Galileo

IL SILENZIO E LO SGUARDO
concerto galileiano per voci e corpi celesti

Studio teatrale dall’opera originale di Eugenio De Martino

Progetto e coordinamento scenico di Roberto Caruso

Coreografie di Cristina Minoja

progetto: IL CIELO SOPRA LA SPECOLA

Il testo immagina Galileo che, a fine carriera, disegna il bilancio di un’esistenza e ne illustra i motivi, scientifici e umani, duettando con un coro che “canta” il punto di vista del Volgo mentre si avverte la presenza magica del telescopio che crea “una specie di radio degli occhi”.
L’immaginazione reagisce alla potente aggressione della materia osservata e forma nuova materia poetica, nutrendosi delle immagini e dei ritmi evocati dalle espressioni corporee dell’universo. I riti di Fratello Sole, di Sorella luna e dei pianeti, vecchi e nuovi, nel coro dei mondi, la liturgia di venti e maree, di suoni e colori, suggeriscono le stanze di un racconto che ha l’accento stupito e talora raggiante di profonda gioia di chi, con nuovi occhi, scruta

il meraviglioso divino Libro e i suoi tesori svela.

Galileo nel pronunciare la sua abiura, non si era piegato alla paura e al disonore, ma soltanto ad un tempo che non era il suo … ma la vita che sfugge nel crepuscolo implacabile dell’età non sopporta infingimenti, menzogne, viltà… e le Segrete Stanze non più coprono vizi e delitti e segreti ma, lentamente, s’aprono ad altri occhi, grandiosi e ignari, acerbo preludio d’altro tempo e d’altra Storia… e, in un fitto dialogo animoso e implacabile, si consuma in un sospiro la straniante bellezza di quell’unico volo che ci è concesso tentare…
(dalla presentazione di Eugenio De Martino)
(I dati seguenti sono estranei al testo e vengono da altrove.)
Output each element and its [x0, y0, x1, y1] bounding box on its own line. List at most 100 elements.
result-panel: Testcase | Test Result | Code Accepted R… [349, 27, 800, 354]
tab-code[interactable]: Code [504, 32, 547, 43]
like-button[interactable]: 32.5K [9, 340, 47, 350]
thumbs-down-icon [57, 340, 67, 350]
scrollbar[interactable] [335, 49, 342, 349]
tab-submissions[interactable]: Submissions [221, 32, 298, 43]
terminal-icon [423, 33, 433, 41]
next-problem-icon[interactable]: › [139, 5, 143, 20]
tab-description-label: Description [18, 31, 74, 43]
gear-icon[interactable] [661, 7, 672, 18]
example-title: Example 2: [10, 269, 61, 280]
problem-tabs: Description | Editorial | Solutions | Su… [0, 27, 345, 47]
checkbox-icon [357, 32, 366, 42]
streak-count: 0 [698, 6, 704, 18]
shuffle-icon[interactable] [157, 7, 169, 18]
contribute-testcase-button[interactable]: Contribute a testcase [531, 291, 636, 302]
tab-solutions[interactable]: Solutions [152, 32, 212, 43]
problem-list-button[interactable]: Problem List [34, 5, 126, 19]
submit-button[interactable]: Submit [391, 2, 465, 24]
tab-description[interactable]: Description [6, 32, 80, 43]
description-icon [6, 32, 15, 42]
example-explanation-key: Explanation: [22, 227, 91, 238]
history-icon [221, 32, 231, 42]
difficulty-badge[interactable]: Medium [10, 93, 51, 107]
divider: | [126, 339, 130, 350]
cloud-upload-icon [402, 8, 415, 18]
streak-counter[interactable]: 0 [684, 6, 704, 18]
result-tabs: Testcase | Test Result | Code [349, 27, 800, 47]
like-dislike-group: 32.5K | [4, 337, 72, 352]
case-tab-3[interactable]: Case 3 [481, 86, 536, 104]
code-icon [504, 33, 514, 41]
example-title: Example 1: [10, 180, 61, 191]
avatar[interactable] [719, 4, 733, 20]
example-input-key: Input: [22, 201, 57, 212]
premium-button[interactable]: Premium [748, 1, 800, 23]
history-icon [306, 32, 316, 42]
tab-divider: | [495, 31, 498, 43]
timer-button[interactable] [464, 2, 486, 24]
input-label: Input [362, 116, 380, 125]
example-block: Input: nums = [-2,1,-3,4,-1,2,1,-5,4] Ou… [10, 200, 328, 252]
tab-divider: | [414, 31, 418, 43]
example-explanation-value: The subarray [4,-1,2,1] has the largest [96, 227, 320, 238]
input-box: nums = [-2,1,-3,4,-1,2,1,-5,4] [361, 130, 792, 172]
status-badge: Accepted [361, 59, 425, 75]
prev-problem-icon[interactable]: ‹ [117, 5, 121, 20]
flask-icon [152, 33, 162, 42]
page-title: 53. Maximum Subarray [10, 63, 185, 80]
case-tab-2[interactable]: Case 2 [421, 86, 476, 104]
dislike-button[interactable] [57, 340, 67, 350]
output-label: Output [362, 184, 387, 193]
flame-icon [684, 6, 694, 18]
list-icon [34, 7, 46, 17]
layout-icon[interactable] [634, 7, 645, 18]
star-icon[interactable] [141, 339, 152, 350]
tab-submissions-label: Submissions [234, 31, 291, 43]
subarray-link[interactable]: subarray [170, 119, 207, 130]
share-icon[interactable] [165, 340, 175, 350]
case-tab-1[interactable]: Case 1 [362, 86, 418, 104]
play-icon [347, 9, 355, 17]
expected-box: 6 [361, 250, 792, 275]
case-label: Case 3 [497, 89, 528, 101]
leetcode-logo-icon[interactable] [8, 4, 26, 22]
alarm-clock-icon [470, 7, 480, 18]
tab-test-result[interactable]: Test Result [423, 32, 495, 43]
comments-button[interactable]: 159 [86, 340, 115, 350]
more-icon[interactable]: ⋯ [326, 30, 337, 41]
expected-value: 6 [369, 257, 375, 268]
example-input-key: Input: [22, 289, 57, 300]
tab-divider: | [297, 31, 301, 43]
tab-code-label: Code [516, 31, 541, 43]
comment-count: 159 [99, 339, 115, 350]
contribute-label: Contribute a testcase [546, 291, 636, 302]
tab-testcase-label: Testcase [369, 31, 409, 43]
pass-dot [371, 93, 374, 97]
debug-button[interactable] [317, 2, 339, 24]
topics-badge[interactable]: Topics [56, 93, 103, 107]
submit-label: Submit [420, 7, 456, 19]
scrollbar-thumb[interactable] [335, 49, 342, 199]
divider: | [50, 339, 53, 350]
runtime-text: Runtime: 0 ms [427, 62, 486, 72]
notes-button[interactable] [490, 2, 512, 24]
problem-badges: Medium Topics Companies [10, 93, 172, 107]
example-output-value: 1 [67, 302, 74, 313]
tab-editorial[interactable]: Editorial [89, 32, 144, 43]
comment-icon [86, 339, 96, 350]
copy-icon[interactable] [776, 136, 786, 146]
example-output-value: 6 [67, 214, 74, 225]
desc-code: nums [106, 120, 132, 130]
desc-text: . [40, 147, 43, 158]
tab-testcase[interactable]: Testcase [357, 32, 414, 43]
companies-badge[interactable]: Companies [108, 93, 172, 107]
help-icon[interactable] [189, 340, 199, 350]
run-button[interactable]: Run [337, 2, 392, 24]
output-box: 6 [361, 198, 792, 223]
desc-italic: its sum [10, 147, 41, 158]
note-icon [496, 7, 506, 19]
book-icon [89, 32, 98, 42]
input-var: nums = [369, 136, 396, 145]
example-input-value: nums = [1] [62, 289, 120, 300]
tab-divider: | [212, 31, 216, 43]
… La Scintilla divina soffoca e si spenge
se l’uomo stesso che l’accoglie
non si prende cura d’essa,
per propria colpa o per avversa fortuna
o per disgraziato censo…
L’Uomo stesso! Che far sua, deve la sua vita,
e abbandonare la Madre, quando è tempo di farlo;
e il padre, quando è tempo di farlo…
e navigare nell’aperto mare…
Perché conoscerà le stelle, e i pianeti,
e saprà, dunque, misurare la rotta,
e condurre la nave dove il cuore suo
e la mente avvezza alla ragione, vorranno…
E se tempesta sarà
(e tempesta sarà perché la vita stessa è ardente tempesta),
egli perirà o vivrà per gli umani accadimenti,
ma a testa alta …

L’autore del testo
Eugenio De Martino è nato a Trapani nel 1955, e alterna l’attività di Educatore presso la Casa di Reclusione di Favignana (TP) con quella di autore di racconti, poesie e testi teatrali. In diverse occasioni, nell’ambito di progetti socioculturali sono stati rappresentati i suoi testi, tra gli altri:
- “Il Cavaliere dalla Trista Figura” (ispirato al Don Chisciotte), messo in scena, nel 2005, presso la “Cittadella della Salute” di Trapani e al Teatro “San Barnaba” di Valderice (TP):
- “Io non festeggio l’8 marzo”, composto in occasione della giornata della donna, rappresentato nel 2006 presso la sede provinciale della CGIL di Trapani;
- “Variazioni sul tema”, realizzato in forma di lettura scenica da Abracalam, nel 2008, è stato proposto in varie occasioni nel corso di manifestazioni e rassegne nazionali:
- “Passeri sbannuti”, inscenato a settembre 2008, presso la Villa Margherita in Trapani, nell’ambito delle manifestazioni per il ventennale della morte di Mauro Rostagno.